Just to let everyone know, thank you so much for the feedback! You guys are awesome!
Also, I changed the first post in this thread and Id really appreciate if you read it and let me know how you feel in regards to the post, I would love the feedback.
dellavecchia, I saw a couple pics of your pies and they look incredible! I overlooked the recipe and after learning how to use the percentages I saw the recipe Mascoli uses has 59% hydration which is lower than what Ive been testing out, so I will def try a small batch of this soon and give it a go. Thanks for writing the technique for me too, this is a little different from what I have done currently so its def worth a go!
Etheil, thanks for the feedback man! Your recipe has 62% hydration which is similar to what Ive been working with, and Ive also read that less fresh yeast is better especially for colder rooms and a longer rise period. But, you only use like half a gram of yeast which is very hard to weigh out, which I see you noted I might have to eyeball, and thats completely understandable. Hopefully one day I can get good enough to do that haha. I will write about my last batch near the end of this post so you can see what my latest trial is.
Alex, I use Caputo 00 and Fresh yeast. No starter. You use a starter and fresh yeast?! Wow, maybe you made a typo or, I dont know.. It also says 3 cups of flour using about a tablespoon of fresh yeast.. 1 Tbs of fresh yeast = 9.35g (I googled "How many grams in a tablespoon of fresh yeast" and got this answer in a conversion chart) If 3 cups of flour = 11.25Ibs and youre using around 9g of yeast + a starter... I would love to see how your dough looks, because it must blow up like a hot air balloon... Wow, your dough must be ready in like 10 min with that much yeast activity. Yet again, Im not sure if this was a typo or If Im misunderstanding something, but according to most recipes Ive looked at, theres no where near this much yeast in the dough. I used about 14Ibs of flour in my last batch with only 2.8g of fresh yeast, and even that much yeast seems to be pushing it after reading so much on this forum. But yet again, theres more for me to learn and also, what works for you could be delicious! Im sure your pizzas are tasty!!
thezaman & buceriasdon, I use fine sea salt, but Ive read that kosher isnt bad for pizza and some of the people on the forum use kosher from what Ive looked at. Id love to know a good salt to use! Any suggestions?
What Ive been up to lately... Well, I made a half batch of the Roberto Caporuscio recipe, which is...
3.75 pounds Tipo "00" flour
1 liter warm water
0.1 ounce fresh yeast
2.1 ounces salt
I just halved the recipe and mixed and kneaded it the normal way I used to do it before really researching anything, and the outcome was nice! For me at least.. It was the first official step in the direction I wanted to be heading toward. It was the first time my pies had leoparding and a nice puffy crust around the edge. I still need to fully understand how to push out the dough balls correctly. I read somewhere that you could practice the slapping technique with a damp towel, which sounds like a great idea and when I found out where I read about that I will make note of who wrote it and credit them of course. Anywho, my first batch of neapolitans using a recipe where decent for sure. By the way, I only hand mix because I cant afford a mixer right now, unless someone knows a good mixer thats not to costly! Any suggestions?

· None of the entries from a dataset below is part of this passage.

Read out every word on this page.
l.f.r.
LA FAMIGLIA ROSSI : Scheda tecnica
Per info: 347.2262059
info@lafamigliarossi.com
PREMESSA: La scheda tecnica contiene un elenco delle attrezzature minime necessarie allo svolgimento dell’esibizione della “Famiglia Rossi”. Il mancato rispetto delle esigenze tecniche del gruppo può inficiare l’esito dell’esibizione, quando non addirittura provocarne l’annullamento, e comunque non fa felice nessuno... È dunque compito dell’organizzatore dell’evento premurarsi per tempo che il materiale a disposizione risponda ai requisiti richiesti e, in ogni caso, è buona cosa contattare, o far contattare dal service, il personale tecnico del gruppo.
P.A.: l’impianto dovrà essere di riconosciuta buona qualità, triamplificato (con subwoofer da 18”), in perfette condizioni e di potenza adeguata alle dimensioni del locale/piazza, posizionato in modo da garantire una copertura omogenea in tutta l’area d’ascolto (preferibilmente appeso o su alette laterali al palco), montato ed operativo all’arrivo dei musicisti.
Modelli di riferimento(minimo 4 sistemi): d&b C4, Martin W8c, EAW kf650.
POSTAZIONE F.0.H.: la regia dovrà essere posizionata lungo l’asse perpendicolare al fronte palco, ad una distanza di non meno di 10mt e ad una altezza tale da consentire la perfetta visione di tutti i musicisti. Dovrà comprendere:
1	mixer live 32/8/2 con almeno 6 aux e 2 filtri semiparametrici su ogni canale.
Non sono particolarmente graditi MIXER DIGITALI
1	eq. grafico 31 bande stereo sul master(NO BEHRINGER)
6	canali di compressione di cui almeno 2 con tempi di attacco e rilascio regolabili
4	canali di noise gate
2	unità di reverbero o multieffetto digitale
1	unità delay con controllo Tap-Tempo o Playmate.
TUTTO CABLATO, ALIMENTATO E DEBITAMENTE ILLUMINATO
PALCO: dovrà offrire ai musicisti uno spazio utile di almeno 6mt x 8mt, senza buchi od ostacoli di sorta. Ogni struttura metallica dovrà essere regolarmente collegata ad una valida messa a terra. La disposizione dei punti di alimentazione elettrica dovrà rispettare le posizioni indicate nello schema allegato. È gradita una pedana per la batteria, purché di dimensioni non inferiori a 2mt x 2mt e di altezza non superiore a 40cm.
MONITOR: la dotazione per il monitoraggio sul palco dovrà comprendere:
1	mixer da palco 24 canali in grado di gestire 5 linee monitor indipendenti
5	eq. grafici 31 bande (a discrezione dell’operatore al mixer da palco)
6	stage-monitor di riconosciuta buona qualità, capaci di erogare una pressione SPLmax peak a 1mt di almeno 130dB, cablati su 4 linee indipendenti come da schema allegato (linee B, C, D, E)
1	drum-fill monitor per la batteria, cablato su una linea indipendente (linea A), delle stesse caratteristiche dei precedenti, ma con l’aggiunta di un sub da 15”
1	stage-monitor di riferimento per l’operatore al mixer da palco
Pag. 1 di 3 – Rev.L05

I made the same recipe last night, but I made a full batch. After watching all of Pizzaiolo Pasquale's videos (the japanese guy) I got so many questions answered from watching his hand mixing videos!
I followed all of his steps, even when he mixed in a pinch of flour with the fresh yeast before he started the dough; which was unusual to me, because I remember seeing most people dissolve the yeast into water, but, I wanted to give it a shot! I mixed in a majority of the flour until it didnt mix anymore and then I hand kneaded it using my knuckles just like he did. I let it sit in bulk for an hour at room temp and I had an incredibly soft dough... It was so smooth and I was so happy! I made balls about 250-270g just so see which ones I would like more, I know the standard for the neapolitan is 250g but Omid told me Da Michele probably uses 270-280g and I would love to make a pizza that mimics what they do! After I balled them I put some flour on the bottom of a couple containers (I dont want to use any oil and I remember seeing pictures of Da Michele dough balls sitting on top of flour; so I wanted to try that out) and currently the balls are sitting at room temperature. I havent learned much about this process of how long the balls should sit for. Its odd because I watched some videos and a lot of people put there dough balls in the fridge after they let it bulk rise, but some guys on the forum do everything at room temperature.. Any body have any thoughts they would like to share with me on this? Because Im still confused about it.. But, yesterday with my first test dough I put a couple balls in the fridge and 1 sat at room temperature the whole time before the bake, and my favorite one was the room temperature pizza.. So Idk if it was just odds or what, but Im sure theres explanations.. Anywho, now I will wait.. And research and learn in the process! I would love for you guys to keep posting feedback and by my next bake I promise I will have pictures up!
Thanks so much guys! And please let me know your feelings on my first post that I edited!